Ce qui est tragique dans cette situation : les pêcheurs sont en train de faire face à plusieurs problèmes suite au remorquage de ce bateau à Bain-des-Dames.

Judex Rampaul, le représentant syndical des pêcheurs, nous fait parvenir son mécontentent concernant cette situation. Il lance que l’environnement marin de cette région est en train de souffrir avec le remorquage constant des bateaux avec des avaries dans cet endroit. « Li pas korek ditou ! Bain-des-Dames kumadir ene dépotoir bato ! », fulmine Judex Rampaul. Selon lui, les récifs sont en train de s’éroder, menant vers l’extinction des coraux dans le lagon, et vers la disparition des poissons. Or, les pêcheurs aussi seront affectés. « Plusieurs fois, nous avons donné de la voix pour dénoncer cette pratique. Il est grand temps que les autorités nous prennent en considération », lance-t-il.

Il lance un appel au ministre de l’environnement, Kavi Ramano, et au ministre de la Pêche, Sudheer Maudhoo, d’assumer leurs responsabilités. Si cela persiste, les pêcheurs vont tenir une manifestation devant l’Hôtel du gouvernement pour dénoncer les injustices auxquelles ils font face.

Les pêcheurs angoissés

Nous avons recueilli les témoignages de quelques pêcheurs qui vivent dans la région. Une certaine angoisse est palpable.

« Viré tourné même zafer. Nou nepli kapav travay dan ban situation pareil », déplore Stéphano, un des pêcheurs à Bain-des-Dames. Il nous explique que ce n’est pas la première fois qu’ils font face à un tel problème car d’autres bateaux avaient été remorqués ici dans le passé, quand ils avaient subi des avaries. Selon lui, les pêcheurs et les habitants de Bain-des-Dames ont toujours été ignorés par les autorités. Lorsqu’il y une situation comme cela, ils ne peuvent pas travailler tant qu’ils n’ont pas reçu le feu vert des autorités.

Bashir, un autre pêcheur nous indique que si la fuite continue, cela aura un impact certain sur les pêcheurs car ils ne pourront plus travailler. ” Si sa empirer, lerla pou ena problem », lance-t-il.

Où sont passés les ministres concernés ?

Depuis chalutier avait pris feu le mardi 24 aout, incendie qui avait repris le jeudi 26 août, aucun communiqué n’a été émis de la part du gouvernement, que ce soit de la part du ministre de l’Environnement, Kavi Ramano, ou celui de la Pêche, Sudheer Maudhoo.

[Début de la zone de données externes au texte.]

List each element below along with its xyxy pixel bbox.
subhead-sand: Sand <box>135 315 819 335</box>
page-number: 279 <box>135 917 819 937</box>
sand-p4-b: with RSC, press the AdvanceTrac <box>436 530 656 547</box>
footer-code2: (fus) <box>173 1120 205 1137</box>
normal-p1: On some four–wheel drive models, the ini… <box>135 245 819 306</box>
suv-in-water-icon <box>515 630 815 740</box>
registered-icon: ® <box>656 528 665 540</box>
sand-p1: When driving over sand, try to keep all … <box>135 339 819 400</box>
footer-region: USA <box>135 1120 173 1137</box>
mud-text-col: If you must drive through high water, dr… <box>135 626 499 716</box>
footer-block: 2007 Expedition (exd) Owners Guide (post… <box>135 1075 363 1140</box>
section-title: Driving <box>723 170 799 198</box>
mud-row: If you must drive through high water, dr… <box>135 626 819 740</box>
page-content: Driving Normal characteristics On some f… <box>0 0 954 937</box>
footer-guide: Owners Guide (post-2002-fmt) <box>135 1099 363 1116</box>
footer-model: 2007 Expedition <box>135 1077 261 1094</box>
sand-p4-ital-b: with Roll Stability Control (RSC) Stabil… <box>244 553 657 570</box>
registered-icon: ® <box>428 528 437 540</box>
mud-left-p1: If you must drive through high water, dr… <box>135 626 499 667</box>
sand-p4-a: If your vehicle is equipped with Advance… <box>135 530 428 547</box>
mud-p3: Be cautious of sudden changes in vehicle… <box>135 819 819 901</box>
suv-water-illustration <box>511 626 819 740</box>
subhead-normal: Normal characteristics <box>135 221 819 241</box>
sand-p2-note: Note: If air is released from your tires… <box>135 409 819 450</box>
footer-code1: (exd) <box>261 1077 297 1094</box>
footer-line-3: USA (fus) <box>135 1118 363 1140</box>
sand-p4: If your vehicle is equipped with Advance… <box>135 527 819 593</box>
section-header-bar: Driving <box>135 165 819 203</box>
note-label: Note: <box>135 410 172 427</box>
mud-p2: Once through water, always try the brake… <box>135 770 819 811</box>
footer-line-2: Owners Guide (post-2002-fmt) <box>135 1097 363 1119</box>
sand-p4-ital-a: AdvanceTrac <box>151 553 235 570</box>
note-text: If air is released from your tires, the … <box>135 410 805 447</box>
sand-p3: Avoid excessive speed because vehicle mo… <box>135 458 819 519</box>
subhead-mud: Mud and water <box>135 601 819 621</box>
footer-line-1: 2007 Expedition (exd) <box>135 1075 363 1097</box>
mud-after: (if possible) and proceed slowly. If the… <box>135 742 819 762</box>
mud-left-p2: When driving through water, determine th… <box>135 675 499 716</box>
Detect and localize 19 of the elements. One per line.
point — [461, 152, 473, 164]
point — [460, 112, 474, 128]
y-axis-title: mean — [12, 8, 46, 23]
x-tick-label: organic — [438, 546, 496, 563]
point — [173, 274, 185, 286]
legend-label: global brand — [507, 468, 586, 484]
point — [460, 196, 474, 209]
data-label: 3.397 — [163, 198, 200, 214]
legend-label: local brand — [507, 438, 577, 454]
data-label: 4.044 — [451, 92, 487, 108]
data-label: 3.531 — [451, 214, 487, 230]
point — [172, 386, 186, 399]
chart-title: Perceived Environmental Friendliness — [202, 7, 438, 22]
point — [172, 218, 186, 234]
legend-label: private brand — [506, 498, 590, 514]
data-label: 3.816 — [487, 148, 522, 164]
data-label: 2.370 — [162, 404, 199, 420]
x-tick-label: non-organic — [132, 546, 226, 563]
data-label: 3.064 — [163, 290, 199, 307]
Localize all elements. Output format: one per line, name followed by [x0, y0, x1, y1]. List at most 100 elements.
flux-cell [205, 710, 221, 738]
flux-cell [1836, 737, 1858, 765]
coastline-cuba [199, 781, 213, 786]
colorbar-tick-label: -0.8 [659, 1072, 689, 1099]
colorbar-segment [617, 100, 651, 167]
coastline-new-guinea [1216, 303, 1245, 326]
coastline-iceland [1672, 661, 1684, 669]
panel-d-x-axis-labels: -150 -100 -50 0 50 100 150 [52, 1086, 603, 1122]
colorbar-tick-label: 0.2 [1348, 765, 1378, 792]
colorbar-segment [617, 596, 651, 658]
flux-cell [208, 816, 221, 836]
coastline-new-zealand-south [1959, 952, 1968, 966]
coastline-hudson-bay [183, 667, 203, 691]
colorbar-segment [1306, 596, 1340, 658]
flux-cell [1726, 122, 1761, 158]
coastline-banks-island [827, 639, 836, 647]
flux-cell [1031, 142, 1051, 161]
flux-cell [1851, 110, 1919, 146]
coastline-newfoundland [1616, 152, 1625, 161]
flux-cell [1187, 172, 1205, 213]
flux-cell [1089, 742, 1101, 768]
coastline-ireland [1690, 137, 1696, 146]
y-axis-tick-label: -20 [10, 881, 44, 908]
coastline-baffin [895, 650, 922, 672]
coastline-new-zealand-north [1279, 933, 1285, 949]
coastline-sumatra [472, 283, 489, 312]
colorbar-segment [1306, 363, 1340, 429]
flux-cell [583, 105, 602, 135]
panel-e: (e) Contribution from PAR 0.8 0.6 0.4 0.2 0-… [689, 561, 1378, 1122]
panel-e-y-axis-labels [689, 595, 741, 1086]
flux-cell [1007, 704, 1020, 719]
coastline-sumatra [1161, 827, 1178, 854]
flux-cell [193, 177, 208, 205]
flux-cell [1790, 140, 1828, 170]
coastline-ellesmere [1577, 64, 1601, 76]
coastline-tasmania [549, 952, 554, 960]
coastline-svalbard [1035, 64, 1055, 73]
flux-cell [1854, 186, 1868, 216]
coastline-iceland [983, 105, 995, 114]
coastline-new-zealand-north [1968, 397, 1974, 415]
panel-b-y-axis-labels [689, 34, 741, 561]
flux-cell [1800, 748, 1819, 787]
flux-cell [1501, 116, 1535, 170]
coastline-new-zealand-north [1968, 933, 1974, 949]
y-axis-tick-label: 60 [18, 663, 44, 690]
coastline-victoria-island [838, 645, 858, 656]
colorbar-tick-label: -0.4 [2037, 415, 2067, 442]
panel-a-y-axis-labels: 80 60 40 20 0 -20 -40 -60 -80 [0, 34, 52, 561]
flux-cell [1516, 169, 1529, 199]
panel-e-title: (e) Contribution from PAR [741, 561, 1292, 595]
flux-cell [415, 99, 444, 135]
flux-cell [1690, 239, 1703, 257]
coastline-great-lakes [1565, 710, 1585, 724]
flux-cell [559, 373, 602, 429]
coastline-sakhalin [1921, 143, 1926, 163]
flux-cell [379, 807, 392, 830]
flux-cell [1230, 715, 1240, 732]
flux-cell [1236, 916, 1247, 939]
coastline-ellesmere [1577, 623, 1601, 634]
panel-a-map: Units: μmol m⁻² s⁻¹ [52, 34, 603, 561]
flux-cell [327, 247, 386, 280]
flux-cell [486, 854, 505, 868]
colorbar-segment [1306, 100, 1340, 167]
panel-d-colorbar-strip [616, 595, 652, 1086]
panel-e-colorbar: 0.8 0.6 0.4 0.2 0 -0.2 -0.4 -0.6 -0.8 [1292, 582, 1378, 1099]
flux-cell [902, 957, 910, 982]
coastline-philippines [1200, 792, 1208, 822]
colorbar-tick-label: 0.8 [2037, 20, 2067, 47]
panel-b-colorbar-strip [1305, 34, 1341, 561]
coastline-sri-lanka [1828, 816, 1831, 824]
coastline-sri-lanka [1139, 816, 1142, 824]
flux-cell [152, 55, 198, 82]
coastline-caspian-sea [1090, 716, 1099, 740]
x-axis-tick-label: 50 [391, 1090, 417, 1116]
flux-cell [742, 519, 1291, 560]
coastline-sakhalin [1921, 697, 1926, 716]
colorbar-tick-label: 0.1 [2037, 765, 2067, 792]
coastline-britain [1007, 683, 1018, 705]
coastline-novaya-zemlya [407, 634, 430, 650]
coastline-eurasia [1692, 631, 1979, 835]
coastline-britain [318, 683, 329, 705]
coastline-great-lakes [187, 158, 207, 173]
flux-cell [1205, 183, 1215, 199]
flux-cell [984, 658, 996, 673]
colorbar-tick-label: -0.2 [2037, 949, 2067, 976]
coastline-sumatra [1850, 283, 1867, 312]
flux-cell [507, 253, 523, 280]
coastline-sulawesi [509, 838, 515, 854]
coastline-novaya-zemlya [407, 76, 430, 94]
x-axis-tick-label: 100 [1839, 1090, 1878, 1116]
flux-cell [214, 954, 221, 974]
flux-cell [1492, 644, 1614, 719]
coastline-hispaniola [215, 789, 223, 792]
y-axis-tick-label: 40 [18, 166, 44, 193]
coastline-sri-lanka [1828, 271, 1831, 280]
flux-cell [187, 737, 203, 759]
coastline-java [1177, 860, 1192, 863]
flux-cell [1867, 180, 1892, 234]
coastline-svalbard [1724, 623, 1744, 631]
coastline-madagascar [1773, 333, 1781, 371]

On se demande s’ils sont au courant de ce qui se passe, et des problèmes auxquels les habitants et les pêcheurs de Bain-des-Dames sont en train de faire face. On se pose la question : quand est-ce que ces ministres comptent réagir ?

La MPA annonce les mesures prises

Dans un communiqué émis hier, la Mauritius Ports Authority (MPA) a fait ressortir que les dispositions nécessaires ont déjà été prises pour s’assurer qu’il n’y a pas de déversement de fioul dans le lagon.

Le communiqué fait aussi mention que l’équipe du ‘Scene of Crime Office’ (SOCO) de la police a déjà entamé des investigations pour déterminer les causes de cet incendie.